On the DIY altar in the barn, a rainbow flag acts as a tablecloth and a bouquet of grasses has replaced the cross. Praise rises from the assembly of about thirty people: “You love us, Source of life. » Émilie (1), 37, student in Protestant theology, chose this song from the community of Taizé “to speak to everyone, including those who do not use the word“God” “. This Sunday morning in July, a few Buddhists, agnostics and atheists are sitting cross-legged alongside the Christians. Their common point: their ecological commitment.

They gathered for a weekend in the Ferme de la Chaux, a self-managed Christian hamlet near Dijon, on the initiative of Extinction Rebellion. Abbreviated as “XR”, this international movement of civil disobedience, born in the United Kingdom in 2018, warns of the environmental crisis with non-violent blockades and spectacular actions. In France, whose Internet forum has nearly 10,000 members, he notably made himself known by occupying the Place du Châtelet, in Paris, for a week in October 2019.

At Easter 2022, when XR blocks the Porte Saint-Denis in Paris, an unprecedented event occurs: Christian activists begin an improvised mass with a priest who has come to support them. This is the birth certificate of “XR-Spi”, an internal group aiming to combine militant commitment and spirituality.
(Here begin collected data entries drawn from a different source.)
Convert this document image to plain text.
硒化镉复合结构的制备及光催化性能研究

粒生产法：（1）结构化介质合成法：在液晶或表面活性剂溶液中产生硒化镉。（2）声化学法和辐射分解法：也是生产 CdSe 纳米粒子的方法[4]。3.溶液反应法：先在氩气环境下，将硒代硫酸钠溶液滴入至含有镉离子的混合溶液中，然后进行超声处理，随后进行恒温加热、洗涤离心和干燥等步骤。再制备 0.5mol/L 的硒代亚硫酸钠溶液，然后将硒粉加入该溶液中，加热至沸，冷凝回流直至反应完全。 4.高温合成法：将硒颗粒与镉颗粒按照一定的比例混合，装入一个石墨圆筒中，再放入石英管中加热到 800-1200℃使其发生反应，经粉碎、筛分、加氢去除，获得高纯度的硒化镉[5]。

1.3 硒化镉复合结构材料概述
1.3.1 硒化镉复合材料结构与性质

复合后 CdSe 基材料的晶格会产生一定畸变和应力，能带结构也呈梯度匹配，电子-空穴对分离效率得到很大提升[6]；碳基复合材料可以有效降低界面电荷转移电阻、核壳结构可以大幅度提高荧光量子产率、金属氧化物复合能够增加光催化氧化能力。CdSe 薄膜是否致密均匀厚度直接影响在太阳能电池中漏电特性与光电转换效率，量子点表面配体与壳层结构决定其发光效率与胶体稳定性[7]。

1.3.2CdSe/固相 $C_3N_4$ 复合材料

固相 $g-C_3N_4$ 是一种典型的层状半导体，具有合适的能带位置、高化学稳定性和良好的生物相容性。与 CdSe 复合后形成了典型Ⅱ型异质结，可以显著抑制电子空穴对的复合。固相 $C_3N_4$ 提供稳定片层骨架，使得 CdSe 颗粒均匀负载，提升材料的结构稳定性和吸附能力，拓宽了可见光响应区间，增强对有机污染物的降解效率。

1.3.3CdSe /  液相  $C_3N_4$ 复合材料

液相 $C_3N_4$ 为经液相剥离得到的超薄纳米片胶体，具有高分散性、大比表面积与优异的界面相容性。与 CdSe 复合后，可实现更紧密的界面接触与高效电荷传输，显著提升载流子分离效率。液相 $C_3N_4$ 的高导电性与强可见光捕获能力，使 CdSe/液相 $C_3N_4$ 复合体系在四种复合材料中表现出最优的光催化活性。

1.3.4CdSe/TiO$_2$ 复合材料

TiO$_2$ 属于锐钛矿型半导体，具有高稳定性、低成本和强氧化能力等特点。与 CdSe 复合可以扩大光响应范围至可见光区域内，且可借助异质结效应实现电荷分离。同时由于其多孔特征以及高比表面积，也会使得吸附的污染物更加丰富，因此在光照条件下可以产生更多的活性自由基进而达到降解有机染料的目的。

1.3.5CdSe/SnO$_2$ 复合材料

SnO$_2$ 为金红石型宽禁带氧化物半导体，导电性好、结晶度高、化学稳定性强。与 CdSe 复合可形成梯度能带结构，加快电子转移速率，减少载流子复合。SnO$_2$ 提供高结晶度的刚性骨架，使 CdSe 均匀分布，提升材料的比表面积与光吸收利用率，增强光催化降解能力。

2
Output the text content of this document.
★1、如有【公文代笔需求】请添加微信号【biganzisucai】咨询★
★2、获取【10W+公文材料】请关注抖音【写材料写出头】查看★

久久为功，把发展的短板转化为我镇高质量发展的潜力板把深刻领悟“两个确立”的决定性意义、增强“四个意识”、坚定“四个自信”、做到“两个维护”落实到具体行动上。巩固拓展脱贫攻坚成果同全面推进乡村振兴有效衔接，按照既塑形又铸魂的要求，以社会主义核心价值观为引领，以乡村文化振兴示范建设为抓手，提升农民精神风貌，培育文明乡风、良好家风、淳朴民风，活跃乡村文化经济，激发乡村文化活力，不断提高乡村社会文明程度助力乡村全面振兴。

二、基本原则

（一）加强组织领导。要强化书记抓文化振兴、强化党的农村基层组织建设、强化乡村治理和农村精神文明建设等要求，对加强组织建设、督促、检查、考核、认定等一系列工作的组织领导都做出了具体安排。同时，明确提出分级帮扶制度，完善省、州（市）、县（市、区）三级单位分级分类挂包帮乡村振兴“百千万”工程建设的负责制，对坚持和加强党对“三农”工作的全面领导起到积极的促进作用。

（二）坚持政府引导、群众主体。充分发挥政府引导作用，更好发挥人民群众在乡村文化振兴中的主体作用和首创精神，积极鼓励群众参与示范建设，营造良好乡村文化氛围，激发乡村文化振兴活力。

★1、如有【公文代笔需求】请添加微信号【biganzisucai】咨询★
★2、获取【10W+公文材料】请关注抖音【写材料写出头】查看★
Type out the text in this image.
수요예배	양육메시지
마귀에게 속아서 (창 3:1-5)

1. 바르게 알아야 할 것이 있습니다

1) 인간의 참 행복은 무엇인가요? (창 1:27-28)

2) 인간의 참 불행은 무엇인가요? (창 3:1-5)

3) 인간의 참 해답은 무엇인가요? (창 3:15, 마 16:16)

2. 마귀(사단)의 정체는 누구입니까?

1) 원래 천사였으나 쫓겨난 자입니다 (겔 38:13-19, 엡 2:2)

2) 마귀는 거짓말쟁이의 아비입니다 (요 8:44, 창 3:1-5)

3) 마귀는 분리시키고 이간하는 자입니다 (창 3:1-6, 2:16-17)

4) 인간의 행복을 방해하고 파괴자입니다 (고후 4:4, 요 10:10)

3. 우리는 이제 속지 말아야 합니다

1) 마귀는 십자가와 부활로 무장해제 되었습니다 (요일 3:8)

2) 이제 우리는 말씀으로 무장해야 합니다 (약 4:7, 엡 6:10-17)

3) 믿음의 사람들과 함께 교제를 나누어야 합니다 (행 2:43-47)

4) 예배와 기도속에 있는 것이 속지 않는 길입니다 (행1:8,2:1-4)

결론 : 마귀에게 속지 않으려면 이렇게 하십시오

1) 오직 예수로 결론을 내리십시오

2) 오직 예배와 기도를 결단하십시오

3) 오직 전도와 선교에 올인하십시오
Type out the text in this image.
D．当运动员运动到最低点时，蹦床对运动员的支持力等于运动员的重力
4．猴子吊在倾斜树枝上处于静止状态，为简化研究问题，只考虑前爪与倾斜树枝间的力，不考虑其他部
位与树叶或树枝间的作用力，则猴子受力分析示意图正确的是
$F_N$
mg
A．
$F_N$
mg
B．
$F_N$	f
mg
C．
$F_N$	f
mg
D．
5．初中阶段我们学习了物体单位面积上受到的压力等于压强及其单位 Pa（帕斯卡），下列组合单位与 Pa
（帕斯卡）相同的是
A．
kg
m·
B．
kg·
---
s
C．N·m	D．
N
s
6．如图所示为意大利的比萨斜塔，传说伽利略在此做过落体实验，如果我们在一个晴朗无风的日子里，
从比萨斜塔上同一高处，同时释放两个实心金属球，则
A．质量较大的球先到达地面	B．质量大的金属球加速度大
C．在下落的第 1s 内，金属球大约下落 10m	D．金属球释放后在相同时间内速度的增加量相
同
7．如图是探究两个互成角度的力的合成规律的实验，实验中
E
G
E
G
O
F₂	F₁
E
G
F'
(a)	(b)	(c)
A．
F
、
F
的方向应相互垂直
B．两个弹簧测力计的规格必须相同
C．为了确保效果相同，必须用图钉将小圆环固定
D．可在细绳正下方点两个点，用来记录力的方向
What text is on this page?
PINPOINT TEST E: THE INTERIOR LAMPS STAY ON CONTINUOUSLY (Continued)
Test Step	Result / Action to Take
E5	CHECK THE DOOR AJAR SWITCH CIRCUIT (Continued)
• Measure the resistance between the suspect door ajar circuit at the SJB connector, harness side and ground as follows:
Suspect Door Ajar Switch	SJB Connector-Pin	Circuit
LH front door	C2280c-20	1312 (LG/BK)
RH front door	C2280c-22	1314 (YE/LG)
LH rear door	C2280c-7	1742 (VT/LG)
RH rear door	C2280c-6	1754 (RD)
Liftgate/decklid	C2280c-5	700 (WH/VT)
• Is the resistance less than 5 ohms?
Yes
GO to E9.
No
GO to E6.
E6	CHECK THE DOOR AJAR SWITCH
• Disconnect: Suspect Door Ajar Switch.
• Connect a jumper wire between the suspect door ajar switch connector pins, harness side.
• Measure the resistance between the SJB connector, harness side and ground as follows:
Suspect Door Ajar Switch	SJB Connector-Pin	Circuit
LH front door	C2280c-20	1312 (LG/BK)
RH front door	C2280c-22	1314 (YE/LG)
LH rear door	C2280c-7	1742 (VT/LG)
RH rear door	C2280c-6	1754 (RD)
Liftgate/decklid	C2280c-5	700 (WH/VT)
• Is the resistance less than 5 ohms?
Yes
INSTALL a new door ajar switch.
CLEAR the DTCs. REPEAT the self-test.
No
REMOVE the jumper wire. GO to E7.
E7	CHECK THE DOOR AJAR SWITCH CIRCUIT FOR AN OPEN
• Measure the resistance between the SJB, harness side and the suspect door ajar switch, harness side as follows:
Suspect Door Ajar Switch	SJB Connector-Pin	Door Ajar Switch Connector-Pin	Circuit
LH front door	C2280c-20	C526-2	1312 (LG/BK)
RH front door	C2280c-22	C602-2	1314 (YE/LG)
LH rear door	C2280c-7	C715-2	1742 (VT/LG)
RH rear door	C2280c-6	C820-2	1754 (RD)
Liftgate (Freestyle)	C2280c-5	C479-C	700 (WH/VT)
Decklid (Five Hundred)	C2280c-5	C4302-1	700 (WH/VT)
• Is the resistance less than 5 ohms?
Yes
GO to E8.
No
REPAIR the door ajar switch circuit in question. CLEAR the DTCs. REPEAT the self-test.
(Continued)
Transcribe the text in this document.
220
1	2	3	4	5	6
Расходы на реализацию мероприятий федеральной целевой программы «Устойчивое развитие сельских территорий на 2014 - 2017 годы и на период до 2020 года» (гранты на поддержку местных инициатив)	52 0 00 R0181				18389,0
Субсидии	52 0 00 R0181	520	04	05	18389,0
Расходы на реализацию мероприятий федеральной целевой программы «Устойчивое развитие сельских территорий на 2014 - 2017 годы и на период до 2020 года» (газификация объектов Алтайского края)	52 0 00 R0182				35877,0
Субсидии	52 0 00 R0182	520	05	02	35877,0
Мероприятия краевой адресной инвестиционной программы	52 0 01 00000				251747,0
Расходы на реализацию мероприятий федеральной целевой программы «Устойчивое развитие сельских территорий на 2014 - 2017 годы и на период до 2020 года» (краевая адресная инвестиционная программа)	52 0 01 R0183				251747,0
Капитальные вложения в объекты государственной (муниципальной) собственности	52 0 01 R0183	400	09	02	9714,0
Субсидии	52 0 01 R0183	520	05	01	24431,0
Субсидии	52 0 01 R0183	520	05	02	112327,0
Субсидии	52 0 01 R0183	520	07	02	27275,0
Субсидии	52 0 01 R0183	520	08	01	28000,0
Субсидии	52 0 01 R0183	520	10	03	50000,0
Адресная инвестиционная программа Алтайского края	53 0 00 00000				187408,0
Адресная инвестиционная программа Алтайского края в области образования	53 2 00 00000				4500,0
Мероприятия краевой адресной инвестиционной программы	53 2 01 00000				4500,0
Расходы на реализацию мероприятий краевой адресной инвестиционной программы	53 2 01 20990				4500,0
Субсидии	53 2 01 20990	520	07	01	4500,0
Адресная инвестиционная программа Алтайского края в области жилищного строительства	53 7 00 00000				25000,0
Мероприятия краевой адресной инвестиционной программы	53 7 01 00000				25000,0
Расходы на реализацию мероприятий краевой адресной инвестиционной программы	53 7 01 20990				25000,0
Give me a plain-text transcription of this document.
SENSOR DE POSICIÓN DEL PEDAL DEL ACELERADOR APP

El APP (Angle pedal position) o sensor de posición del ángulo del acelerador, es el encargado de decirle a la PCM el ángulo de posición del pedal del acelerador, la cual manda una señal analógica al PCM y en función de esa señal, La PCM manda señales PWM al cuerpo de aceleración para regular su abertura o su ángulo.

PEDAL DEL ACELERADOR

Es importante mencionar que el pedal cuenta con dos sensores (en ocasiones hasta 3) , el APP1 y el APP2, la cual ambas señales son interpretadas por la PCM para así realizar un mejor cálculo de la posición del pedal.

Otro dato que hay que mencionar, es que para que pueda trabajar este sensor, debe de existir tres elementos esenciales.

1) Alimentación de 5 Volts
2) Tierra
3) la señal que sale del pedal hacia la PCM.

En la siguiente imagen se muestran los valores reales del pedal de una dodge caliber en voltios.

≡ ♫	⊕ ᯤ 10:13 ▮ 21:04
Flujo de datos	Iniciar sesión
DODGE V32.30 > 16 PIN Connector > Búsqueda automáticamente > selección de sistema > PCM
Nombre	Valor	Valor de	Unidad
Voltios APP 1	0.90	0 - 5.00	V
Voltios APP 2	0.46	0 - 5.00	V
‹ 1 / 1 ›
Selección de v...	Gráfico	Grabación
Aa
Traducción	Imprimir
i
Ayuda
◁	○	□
“We first thought of creating an ‘XR-Chrétiens’, like in the United Kingdom and Germany, but, in France, secularism means that religions are viewed with suspicion, says Glise (her activist nickname), a 26-year-old Catholic speech therapist. So we opened the movement. And it’s better, because it makes it possible to meet the spiritual needs of many “rebels”, who are afraid of the word “religion”. »

Love, Gospels and Energies

During talking circles on the yellow grass and vegetarian meals, participants of all ages discuss sobriety and their beliefs, summoning the collapsologist Pablo Servigne as well as Pope Francis and Saint Hildegard of Bingen, a nun from the Middle Ages considered Germany’s first naturalist.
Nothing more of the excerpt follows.